New data show that excluding elderly patients from screening is probably not warranted.

A new analysis of the National Lung Screening Trial (NLST) showed that both benefits and harms of low-dose computed tomography (LDCT) screening are slightly greater among patients older than 65 years. This suggests that excluding elderly patients from screening is probably not warranted.

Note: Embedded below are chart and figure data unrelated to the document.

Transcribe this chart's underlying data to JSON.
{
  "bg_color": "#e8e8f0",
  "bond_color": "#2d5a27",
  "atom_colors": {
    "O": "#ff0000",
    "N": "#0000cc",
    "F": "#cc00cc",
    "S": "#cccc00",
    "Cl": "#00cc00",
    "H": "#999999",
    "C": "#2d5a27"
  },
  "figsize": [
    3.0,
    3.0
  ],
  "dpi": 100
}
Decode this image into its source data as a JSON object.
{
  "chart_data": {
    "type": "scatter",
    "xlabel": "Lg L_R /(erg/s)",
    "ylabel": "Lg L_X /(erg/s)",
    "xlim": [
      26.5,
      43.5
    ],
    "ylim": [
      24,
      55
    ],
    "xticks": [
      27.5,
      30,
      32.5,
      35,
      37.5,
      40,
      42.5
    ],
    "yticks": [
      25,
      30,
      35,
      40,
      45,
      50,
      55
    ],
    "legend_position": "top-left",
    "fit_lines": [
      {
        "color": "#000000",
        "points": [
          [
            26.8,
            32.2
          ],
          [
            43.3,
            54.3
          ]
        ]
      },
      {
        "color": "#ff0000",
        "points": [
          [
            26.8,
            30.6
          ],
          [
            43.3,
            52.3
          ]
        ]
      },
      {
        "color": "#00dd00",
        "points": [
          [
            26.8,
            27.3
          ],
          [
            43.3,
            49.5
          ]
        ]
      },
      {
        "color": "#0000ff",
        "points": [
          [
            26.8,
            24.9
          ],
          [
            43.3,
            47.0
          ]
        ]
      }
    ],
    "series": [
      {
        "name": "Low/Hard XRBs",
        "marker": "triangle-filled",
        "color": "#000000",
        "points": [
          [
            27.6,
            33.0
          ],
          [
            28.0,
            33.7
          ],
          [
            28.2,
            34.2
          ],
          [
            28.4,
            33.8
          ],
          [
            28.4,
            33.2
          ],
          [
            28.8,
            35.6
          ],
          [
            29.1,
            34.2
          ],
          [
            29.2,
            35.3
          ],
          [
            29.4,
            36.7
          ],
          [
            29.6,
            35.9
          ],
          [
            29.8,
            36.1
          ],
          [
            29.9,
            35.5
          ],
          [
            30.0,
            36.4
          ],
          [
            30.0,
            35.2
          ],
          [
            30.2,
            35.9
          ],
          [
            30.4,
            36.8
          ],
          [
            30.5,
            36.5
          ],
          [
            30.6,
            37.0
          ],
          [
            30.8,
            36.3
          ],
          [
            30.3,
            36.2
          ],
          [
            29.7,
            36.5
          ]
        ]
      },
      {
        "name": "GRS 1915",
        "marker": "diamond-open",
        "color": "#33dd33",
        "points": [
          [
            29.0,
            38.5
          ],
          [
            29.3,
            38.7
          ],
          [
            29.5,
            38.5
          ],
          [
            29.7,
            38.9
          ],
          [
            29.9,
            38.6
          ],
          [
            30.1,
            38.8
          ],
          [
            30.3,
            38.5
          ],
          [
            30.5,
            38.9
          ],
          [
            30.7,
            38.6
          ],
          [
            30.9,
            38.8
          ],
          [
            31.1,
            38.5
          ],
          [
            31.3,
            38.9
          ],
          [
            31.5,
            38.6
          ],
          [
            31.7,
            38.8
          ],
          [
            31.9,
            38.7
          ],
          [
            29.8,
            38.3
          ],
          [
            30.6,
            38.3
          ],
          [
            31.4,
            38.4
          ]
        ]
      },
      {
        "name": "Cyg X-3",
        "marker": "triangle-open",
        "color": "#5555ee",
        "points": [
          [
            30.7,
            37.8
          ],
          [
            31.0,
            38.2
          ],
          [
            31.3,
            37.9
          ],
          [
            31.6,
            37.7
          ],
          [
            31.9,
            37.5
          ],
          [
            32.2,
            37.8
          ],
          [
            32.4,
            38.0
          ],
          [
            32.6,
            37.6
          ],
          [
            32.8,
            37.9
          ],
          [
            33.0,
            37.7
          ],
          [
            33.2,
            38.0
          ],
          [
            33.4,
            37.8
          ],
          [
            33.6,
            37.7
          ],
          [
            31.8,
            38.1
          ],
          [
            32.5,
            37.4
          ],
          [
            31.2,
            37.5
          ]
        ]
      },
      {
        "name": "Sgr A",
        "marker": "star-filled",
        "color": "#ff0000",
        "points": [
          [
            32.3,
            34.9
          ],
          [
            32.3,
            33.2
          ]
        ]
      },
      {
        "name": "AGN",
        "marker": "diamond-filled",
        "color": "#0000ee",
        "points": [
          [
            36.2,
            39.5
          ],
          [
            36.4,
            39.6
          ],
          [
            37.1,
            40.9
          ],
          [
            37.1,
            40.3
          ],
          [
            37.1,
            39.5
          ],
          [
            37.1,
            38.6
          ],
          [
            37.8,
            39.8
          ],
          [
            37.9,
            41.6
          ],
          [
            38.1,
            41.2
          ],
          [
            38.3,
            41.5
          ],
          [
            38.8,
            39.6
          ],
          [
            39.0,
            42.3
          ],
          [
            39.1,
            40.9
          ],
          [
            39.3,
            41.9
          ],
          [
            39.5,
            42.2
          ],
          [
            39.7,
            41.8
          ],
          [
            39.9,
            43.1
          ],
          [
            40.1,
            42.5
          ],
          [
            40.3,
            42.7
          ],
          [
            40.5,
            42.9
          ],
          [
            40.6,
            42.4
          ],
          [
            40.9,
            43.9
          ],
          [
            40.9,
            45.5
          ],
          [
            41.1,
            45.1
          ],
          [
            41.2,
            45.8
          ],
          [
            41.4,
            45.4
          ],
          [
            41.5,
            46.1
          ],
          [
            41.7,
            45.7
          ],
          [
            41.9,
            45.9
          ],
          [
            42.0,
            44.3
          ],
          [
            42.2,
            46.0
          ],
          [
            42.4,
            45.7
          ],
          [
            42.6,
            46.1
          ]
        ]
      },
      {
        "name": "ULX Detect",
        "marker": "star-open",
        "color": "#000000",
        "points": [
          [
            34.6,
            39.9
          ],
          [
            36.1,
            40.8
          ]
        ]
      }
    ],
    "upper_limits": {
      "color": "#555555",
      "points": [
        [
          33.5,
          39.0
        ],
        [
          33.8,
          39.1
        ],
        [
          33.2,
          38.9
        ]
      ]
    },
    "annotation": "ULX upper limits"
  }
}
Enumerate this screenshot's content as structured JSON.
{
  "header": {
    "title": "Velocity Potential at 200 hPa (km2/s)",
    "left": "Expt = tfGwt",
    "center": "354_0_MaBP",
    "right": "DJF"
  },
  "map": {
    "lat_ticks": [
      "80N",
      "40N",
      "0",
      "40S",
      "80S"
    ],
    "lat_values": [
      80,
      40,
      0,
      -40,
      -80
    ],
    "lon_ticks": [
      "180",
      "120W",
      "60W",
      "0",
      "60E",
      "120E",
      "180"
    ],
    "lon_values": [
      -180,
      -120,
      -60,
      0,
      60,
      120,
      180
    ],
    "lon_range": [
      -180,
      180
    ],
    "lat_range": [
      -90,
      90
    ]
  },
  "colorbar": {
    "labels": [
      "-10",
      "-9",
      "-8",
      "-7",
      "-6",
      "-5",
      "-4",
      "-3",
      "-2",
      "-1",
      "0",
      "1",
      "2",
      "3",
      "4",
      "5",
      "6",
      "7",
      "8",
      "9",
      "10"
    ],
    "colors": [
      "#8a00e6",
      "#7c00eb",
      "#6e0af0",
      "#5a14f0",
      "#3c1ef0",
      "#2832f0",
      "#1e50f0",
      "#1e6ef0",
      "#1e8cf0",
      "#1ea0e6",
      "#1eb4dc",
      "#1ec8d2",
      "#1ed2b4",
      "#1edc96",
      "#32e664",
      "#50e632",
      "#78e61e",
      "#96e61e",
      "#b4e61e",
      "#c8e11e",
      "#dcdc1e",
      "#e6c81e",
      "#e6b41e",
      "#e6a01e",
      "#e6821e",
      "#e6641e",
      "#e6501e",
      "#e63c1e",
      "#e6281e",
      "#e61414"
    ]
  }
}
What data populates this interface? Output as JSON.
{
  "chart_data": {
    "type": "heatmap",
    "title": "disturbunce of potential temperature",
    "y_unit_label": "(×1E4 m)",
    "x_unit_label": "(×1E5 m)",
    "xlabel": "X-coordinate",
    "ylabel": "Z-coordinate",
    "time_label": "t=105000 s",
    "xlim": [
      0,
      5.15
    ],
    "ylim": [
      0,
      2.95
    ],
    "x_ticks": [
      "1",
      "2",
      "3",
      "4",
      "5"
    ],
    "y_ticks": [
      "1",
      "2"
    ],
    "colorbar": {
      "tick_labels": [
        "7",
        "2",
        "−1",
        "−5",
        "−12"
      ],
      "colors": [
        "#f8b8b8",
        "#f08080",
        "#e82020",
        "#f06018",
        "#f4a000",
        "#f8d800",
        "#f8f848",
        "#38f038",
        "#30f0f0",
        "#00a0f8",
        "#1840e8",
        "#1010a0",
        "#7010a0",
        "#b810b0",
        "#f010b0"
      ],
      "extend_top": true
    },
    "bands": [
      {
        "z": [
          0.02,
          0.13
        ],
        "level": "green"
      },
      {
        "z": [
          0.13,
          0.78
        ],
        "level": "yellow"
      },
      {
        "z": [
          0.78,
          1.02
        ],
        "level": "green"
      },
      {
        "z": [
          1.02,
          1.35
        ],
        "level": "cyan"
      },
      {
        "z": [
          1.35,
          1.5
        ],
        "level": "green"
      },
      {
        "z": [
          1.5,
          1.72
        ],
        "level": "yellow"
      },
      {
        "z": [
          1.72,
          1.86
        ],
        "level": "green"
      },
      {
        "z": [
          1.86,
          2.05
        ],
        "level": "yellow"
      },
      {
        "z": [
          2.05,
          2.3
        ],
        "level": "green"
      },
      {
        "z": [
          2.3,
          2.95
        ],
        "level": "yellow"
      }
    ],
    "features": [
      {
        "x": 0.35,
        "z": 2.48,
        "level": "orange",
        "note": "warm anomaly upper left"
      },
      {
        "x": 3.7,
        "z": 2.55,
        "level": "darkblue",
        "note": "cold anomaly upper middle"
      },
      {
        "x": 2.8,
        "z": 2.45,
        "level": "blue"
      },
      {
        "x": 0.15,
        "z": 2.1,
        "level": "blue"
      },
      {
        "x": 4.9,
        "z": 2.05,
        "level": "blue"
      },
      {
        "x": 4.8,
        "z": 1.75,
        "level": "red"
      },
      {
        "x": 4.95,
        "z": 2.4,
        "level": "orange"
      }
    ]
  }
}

“The primary source of evidence for LDCT effectiveness was the NLST, and because only 25% of the NLST participants were aged 65 years or older at randomization, there were reservations about whether the overall NLST results could be applied to the Medicare-aged population,” wrote study authors led by Paul F. Pinsky, PhD, of the National Cancer Institute in Bethesda, Maryland. Pinsky’s group compared data from the NLST on those aged 65 years and above vs those aged less than 65 years; results will be published tomorrow in Annals of Internal Medicine. The main NLST analysis showed a reduction in lung cancer mortality in high-risk individuals between the ages of 55 and 74 years for LDCT vs chest radiography.

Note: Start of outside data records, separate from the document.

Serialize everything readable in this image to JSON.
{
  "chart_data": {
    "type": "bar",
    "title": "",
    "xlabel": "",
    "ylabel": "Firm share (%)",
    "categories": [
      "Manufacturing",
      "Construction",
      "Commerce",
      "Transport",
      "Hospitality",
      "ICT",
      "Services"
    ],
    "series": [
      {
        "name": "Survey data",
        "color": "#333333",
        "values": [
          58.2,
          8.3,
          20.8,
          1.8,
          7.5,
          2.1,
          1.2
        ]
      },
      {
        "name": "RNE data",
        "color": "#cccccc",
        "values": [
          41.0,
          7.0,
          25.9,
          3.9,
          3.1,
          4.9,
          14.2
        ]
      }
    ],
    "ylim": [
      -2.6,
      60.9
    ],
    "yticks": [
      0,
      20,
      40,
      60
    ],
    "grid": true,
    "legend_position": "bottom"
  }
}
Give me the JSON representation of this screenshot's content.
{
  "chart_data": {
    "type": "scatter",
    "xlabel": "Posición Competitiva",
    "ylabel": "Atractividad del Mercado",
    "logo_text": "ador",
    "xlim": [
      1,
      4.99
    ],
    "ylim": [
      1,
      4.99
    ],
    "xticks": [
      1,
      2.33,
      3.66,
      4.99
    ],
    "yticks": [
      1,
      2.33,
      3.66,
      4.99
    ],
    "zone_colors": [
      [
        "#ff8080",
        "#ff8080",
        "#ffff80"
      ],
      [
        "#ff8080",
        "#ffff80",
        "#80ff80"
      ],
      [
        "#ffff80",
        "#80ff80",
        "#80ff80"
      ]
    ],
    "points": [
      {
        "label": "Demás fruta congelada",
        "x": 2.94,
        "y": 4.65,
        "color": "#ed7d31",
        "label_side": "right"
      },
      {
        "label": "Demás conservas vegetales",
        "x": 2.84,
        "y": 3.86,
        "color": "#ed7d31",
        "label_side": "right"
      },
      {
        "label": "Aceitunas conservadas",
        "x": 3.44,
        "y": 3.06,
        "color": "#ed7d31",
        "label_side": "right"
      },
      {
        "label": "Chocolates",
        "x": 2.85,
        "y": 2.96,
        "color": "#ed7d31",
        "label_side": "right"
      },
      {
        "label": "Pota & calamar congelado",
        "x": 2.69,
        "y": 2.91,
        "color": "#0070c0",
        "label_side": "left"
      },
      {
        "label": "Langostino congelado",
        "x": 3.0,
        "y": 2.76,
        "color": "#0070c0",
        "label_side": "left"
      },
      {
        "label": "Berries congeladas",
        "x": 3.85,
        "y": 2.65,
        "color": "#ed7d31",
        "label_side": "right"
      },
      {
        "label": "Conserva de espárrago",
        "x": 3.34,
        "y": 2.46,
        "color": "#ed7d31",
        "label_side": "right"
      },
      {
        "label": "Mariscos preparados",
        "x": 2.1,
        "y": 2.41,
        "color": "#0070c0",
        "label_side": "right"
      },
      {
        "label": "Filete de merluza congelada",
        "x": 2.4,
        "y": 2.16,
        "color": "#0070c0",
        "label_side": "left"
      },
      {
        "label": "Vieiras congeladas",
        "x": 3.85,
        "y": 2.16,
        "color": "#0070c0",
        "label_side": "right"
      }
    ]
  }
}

The new study found the aggregate false positive rate was higher in the older cohort, at 27.7% vs 22% in the younger group (P < .001). There were also more invasive diagnostic procedures following a false positive screening result, at 3.3% vs 2.7% (P = .039). Counterbalancing those harms, though, was an increased benefit as well: prevalence and positive predictive value (PPV) of screening were both higher in the elderly group. PPV was 4.9% for those over 65 years compared with 3% in the younger group.

Complications from invasive procedures were low in both groups, and not statistically different. The resection rates for screen-detected cancer were also similar, and, as one would expect, 5-year all-cause survival was lower in the older group of participants (55.1% vs 64.1%; P = .018).

These data add to an earlier analysis that showed an excess of 27.5 cancer deaths per 10,000 participants screened with chest radiography vs LDCT in the under-65 cohort, compared with 40.8 deaths per 10,000 participants in the older group. That yielded a number needed to screen to prevent 1 lung cancer death of 364 for younger people and 245 for the older participants.

In an accompanying editorial, Michael K. Gould, MD, of Kaiser Permanente Southern California in Pasadena, wrote that this shows there are similar tradeoffs for persons meeting the NLST eligibility criteria in both older and younger groups. “Until there is new and direct evidence to the contrary, it does not seem reasonable to exclude persons aged 65 to 74 years from access to screening,” he wrote. Gould also noted that these data will let clinicians offer age-specific estimates of benefits and harms when helping patients make decisions.